Below, we will take a look at the major differences between land loans and home mortgages, as well as popular options for financing your land purchase. Let’s take a look.
What is the biggest difference?
While it’s true that financing a house can come with plenty of hurdles, land investors often find that there’s a whole different set of hoops that have to be jumped through in order to secure funding for their purchase.
There are a couple of reasons for this:
1. Land loans are considered riskier for lenders.
Land—and vacant land in particular—doesn’t usually have a lot of financial appeal for banks. Aside from the fact that there’s no physical structure to act as collateral, there’s also a pre-conception that because the borrower isn’t living on the land they won’t consider it a top priority if finances get tight.
2. Land loans typically come with higher interest rates.
As you might expect, higher risk means higher interest rates. And while an added 1% or 2% in interest might not seem like much when you’re borrowing, it can add up fast over the course of your loan.
3. Land loans typically come with less favorable terms.
Speaking of the course of your land loan, expect a shorter payback period than you’d get with a traditional mortgage. Some lenders do offer 30-year loans for land just as you can get for a house, but it’s not uncommon to come across lenders that cap their land loans at a five- or ten-year payback period.

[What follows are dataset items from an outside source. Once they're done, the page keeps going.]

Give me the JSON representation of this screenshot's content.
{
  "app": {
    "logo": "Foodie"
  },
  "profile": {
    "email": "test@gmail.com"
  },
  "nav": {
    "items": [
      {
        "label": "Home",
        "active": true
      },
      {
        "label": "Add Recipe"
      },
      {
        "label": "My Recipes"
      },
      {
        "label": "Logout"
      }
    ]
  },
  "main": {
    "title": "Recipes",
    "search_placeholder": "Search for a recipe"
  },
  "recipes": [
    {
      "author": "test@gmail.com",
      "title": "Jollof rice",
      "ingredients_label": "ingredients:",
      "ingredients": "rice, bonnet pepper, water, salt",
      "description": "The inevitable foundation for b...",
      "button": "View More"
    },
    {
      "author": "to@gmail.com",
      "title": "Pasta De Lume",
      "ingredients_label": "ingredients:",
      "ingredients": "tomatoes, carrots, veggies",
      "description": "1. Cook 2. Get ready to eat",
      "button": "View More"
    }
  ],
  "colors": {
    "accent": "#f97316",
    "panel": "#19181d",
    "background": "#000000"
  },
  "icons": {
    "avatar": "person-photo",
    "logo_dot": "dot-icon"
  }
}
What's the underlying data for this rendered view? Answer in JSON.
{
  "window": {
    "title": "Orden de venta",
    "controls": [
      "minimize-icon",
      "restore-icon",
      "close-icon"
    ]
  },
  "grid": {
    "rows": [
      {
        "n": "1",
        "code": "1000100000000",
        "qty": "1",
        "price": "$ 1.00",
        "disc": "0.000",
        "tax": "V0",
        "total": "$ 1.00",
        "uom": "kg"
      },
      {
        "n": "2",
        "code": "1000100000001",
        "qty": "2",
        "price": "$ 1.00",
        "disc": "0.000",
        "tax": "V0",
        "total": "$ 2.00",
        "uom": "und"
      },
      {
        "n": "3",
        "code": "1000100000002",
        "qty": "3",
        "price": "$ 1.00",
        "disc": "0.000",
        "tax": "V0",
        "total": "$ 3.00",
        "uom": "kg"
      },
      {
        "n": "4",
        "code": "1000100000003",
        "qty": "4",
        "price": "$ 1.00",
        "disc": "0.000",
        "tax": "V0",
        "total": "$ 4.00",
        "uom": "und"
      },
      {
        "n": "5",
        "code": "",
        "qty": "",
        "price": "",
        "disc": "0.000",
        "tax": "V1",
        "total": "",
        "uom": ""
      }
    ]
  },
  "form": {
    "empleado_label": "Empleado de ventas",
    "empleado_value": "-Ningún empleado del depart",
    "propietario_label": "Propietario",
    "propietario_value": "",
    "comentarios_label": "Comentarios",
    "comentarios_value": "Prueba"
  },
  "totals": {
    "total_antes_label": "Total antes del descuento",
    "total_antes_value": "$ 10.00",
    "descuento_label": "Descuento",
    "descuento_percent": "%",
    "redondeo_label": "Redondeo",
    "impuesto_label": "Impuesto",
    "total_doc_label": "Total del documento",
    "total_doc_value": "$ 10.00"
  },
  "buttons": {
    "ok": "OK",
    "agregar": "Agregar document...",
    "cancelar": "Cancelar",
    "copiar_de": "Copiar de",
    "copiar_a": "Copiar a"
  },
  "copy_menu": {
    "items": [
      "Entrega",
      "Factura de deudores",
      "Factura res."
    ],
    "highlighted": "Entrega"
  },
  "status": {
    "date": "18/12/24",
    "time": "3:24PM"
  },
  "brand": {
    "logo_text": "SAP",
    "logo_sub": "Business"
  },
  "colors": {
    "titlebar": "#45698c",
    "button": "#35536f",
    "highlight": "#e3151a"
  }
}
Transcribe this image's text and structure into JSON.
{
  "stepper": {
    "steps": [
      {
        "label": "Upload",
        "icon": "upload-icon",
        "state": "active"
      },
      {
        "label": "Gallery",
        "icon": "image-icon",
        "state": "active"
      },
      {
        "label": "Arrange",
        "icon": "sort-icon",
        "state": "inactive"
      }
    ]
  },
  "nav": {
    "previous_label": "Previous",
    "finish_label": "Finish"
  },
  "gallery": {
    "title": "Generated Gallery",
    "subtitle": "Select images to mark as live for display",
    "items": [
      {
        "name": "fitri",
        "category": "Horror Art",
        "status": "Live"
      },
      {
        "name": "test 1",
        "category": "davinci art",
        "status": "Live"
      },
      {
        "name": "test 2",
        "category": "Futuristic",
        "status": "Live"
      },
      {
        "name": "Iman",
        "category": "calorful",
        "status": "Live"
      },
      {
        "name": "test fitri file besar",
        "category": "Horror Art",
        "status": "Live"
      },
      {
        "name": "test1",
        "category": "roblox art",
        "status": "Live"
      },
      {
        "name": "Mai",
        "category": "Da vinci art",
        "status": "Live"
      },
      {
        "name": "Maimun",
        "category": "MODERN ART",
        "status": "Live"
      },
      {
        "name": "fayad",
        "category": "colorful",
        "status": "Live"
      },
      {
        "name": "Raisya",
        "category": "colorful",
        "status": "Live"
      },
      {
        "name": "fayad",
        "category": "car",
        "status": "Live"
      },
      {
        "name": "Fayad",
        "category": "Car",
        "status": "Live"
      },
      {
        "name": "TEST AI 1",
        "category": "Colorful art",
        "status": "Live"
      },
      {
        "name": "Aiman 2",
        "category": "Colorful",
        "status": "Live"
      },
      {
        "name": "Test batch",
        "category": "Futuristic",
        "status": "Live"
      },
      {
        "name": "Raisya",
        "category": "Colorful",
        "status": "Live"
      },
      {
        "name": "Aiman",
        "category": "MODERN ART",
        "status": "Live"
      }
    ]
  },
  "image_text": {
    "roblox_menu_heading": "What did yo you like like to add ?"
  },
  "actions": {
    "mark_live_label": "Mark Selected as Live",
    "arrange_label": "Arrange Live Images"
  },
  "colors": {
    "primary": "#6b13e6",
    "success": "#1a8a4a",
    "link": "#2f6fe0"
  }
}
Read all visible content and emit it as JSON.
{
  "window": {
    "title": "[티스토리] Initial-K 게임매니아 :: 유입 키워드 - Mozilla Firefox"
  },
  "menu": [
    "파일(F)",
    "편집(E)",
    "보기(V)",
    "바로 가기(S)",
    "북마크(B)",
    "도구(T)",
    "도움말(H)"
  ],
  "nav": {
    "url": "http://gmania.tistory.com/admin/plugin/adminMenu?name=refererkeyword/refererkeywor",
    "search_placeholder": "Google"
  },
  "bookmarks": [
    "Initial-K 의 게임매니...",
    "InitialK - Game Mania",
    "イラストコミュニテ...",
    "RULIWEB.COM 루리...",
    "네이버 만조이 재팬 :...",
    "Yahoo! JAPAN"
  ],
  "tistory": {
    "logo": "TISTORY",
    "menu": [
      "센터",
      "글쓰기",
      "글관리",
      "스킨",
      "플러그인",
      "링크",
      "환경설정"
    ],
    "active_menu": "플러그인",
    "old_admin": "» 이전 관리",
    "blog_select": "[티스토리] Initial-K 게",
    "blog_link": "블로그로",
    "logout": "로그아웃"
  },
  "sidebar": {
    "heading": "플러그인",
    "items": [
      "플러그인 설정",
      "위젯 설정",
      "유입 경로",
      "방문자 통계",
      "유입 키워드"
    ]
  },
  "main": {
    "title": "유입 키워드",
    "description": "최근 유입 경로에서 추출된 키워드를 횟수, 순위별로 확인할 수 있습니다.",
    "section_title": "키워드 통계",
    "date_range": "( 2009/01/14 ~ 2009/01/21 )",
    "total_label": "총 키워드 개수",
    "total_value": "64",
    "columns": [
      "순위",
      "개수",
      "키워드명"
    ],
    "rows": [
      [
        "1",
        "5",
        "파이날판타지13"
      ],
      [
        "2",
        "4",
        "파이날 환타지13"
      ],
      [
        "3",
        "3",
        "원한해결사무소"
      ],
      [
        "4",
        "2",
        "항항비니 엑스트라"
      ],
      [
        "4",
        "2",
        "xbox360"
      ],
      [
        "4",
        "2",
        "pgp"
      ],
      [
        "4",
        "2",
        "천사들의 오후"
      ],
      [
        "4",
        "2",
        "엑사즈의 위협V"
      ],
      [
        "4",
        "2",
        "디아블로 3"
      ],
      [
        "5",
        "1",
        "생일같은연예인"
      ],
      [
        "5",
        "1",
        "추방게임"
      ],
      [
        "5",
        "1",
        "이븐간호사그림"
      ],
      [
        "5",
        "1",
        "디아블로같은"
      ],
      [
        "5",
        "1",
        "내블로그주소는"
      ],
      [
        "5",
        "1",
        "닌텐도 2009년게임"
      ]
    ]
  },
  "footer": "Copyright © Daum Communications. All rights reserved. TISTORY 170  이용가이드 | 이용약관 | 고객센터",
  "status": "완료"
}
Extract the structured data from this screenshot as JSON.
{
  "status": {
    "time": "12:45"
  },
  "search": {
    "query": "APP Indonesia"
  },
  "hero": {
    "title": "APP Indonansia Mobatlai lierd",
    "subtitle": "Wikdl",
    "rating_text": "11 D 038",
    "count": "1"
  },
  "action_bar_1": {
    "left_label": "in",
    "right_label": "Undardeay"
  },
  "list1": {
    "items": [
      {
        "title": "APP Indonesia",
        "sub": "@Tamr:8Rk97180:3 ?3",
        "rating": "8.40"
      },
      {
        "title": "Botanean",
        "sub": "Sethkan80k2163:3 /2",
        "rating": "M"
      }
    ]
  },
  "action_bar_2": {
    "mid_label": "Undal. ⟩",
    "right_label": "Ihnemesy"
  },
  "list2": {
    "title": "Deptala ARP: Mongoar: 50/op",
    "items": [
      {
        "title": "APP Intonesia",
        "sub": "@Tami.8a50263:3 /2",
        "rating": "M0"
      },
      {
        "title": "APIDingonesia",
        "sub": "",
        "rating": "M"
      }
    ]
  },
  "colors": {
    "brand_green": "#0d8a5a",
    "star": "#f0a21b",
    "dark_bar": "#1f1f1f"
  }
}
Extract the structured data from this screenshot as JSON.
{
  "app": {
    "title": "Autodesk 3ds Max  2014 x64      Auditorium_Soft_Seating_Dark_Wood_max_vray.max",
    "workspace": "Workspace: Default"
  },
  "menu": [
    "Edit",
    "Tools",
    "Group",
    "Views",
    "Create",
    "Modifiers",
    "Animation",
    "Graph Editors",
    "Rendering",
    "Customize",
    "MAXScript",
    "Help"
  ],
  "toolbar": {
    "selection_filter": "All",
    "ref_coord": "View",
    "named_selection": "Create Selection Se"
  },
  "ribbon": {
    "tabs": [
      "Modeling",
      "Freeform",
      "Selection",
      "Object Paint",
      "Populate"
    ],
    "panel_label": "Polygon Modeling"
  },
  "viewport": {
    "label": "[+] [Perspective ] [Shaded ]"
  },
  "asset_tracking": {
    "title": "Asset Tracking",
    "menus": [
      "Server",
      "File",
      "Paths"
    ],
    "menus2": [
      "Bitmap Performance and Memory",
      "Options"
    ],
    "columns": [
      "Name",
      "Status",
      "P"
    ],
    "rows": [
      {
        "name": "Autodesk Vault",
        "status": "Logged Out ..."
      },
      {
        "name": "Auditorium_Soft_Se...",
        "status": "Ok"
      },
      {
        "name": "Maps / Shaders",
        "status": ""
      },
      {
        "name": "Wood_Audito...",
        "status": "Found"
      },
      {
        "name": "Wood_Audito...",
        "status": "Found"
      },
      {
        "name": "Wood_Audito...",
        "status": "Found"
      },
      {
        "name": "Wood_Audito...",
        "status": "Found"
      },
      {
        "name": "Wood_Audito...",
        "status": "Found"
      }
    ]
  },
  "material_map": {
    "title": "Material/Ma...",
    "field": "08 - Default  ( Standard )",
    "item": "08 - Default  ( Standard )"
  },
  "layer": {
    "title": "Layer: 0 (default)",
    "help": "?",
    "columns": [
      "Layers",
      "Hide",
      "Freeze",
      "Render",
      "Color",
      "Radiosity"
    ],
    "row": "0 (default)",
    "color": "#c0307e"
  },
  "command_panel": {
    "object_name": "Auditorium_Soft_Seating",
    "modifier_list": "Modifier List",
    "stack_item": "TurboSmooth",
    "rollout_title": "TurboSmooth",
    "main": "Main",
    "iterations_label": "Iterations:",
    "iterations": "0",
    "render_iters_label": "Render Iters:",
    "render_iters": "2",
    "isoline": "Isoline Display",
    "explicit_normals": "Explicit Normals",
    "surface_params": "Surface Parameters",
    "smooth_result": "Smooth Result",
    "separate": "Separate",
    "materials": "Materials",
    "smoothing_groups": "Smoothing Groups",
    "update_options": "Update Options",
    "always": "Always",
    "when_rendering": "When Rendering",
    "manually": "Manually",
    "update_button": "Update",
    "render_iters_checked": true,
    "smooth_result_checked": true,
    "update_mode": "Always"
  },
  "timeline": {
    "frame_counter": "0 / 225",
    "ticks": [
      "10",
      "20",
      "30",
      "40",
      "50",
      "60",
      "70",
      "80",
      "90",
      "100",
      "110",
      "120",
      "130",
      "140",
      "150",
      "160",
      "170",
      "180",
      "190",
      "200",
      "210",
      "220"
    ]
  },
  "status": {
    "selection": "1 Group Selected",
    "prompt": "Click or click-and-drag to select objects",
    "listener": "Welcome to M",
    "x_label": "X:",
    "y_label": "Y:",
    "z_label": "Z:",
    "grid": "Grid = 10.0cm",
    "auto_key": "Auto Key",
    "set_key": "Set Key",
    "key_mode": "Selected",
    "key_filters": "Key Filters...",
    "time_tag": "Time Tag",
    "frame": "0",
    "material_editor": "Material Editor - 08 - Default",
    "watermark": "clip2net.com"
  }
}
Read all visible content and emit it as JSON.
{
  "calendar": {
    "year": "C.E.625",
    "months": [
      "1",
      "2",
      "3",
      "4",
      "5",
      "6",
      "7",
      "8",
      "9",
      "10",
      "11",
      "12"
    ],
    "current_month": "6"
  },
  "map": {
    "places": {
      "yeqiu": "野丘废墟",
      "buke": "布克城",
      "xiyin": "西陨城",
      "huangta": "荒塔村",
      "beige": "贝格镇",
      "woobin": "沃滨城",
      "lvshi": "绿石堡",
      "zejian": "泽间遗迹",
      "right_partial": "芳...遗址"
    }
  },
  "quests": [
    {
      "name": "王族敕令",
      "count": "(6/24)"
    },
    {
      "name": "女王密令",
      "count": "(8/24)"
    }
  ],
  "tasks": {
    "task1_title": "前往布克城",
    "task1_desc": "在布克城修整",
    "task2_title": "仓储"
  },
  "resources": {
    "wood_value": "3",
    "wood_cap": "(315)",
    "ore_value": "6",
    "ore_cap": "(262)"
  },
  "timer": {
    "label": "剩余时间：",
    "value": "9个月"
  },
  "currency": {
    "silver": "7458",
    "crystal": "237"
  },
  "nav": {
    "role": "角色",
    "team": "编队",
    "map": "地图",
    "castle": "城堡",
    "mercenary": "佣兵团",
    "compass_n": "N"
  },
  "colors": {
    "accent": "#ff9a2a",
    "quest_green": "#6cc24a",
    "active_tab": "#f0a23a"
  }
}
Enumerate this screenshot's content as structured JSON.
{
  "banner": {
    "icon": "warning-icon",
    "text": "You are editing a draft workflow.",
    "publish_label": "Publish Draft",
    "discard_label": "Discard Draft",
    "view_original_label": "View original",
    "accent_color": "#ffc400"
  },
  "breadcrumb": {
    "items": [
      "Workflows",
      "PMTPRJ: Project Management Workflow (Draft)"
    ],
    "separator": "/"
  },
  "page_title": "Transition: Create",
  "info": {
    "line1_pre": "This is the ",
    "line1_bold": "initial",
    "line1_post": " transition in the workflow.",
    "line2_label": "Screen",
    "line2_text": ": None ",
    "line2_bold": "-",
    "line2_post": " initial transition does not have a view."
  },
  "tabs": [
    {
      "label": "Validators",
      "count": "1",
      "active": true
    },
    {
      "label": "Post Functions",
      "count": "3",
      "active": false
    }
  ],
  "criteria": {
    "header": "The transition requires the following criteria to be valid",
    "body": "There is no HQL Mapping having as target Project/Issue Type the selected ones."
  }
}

Land Loan Financing Options:
It’s likely going to take a bit of research to figure out what your best option is for financing a land purchase, but you’re not totally on your own if big banks aren’t interested.
Here are some other options:
FSA Loans
If you’re buying land for agricultural purposes, you may be able to score a subsidized loan through the USDA Farm Service Agency’s Farm Loan Program. Known as FSA loans, these offer favorable rates and minimal requirements for those who qualify.
Seller Finance
Some sellers are willing to work with buyers directly on financing. If you go this route, make sure to get an attorney involved so you can ensure the contract is favorable (and air tight).
Home Equity Loan
Land buyers with existing properties can use equity from current lines of credit to purchase land, and often with pretty favorable rates.
Smaller Banks
Your local bank might be more interested in taking on a land loan than the bigger guys. Just be ready to pitch your plans much like you would for a business, with a clear outline of how you intend to use the land and how it will enable you to pay back what you borrow.
Your best option for a land loan might not always be the most direct one. Work with a financial advisor to navigate what’s available, and consider that you’ll probably want to have more cash on hand for buying land than you would for buying a house.